Pak Idad mulai berkeliling, memandu setiap orang meniti proses kreatif masing-masing. Dari mulai pemilihan warna, sudut pandang, arah jatuh cahaya, hingga sapuan kuas. Aku sendiri kembali beradu tatap dengan kanvas kosong dalam rentang jeda cukup lama.
“Belum ada ide?” Tahu-tahu pemuda di sebelahku bersuara.
“Belum.”
“Lu aliran apa?” ia kembali bertanya. Kemudian buru-buru ia menyorongkan satu tangan. “Eh, sebelumnya kenalin, gue Amar.”
Kujabat erat tawaran yang terulur itu. “Gagas.”
“Gagas ini mau belajar ekspresionisme, katanya.” Tahu-tahu Pak Idad sudah berada di belakang kami, menepuk pundakku. “Gas, Amar ini yang lukisannya kamu lihat kemarin.”
“Yang mana?” tanyaku, mengingat kemarin aku nyaris disuguhi satu galeri.
“Good Evening, Winter,” Amar menjawab. “Itu gue bikin sekitar enam bulan lalu.”
Kini giliran pundak Amar yang ditepuk Pak Idad. “Amar ini bisa dibilang ahlinya ekspresionisme. Kamu bisa belajar banyak sama dia.”
Bubar kelas itu, aku jadi satu-satunya orang yang keluar dengan kanvas hampa.

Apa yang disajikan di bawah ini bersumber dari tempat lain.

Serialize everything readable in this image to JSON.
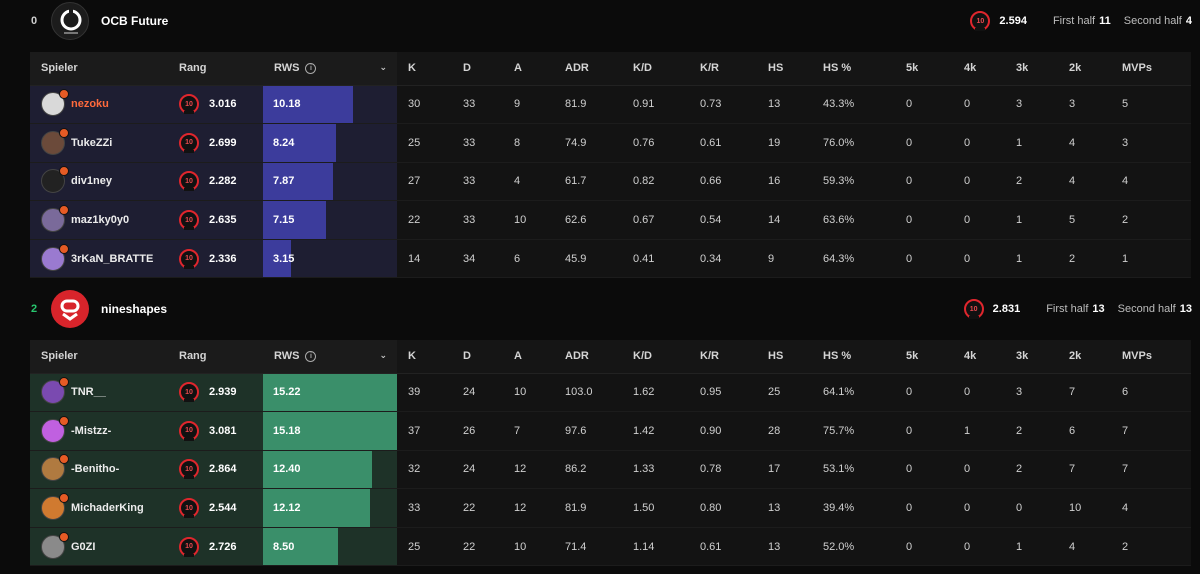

Amar mengajakku makan siang di warung nasi belakang kampus. Harga kafetaria tak bersahabat dengan kantong mahasiswa, katanya. Maka kami berjalan melewati kelokan gang sempit dan keluar lewat gerbang belakang. Tepat di samping warung nasi kecil yang disemuti kerumunan mahasiswa kelaparan.
“Penuh, Mar,” kataku.
“Di atas masih kosong,” Amar balas menyahut. Sejurus kemudian ia sudah menyelipkan tubuh rampingnya di antara impitan tubuh-tubuh lain.
Aku tak yakin mau ambil risiko dicucuri keringat dalam perebutan oksigen. Jadi kutunggu sampai kerumunan di ambang masuk itu bubar sebelum menyusul Amar ke dalam.
“Lu lama,” komentarnya sembari menyeruput teh tawar yang baru ia tuang dari dalam poci. “Mau makan apa?”
Kuambil piring kaca dari rak dan mulai mengisinya dengan nasi serta lauk-pauk.
Atas yang dimaksud Amar adalah ruang keluarga si empunya warung nasi. Selembar karpet plastik digelar di atas lantai kayu, tepat dihadapan televisi tabung yang tengah menayangkan kartun siang. Dua bocah yang umurnya mungkin sekitar lima tahunan, ribut memperebutkan tokoh favorit mereka hingga salah satunya meledak dalam tangis dan turun dari sana. Tak berselang lama, bocah satu lagi menyusul.
“Memangnya boleh makan di sini?” aku bertanya curiga.
“Boleh. Lu nggak usah khawatir.” Amar menepuk dadanya penuh percaya diri. “Ada gue.”
Dan di sanalah kami, makan siang sambil ditontoni televisi.
Di sela-sela makan, Amar asyik menjelaskan lukisan yang tengah ia garap untuk lomba. Katanya, hadiahnya lumayan. Bisa buat bayar indekos satu tahun. Kemudian pada akhir penuturan, barulah ia melemparkan pertanyaan, “Jadi lu nggak kuliah seni? Autodidak?”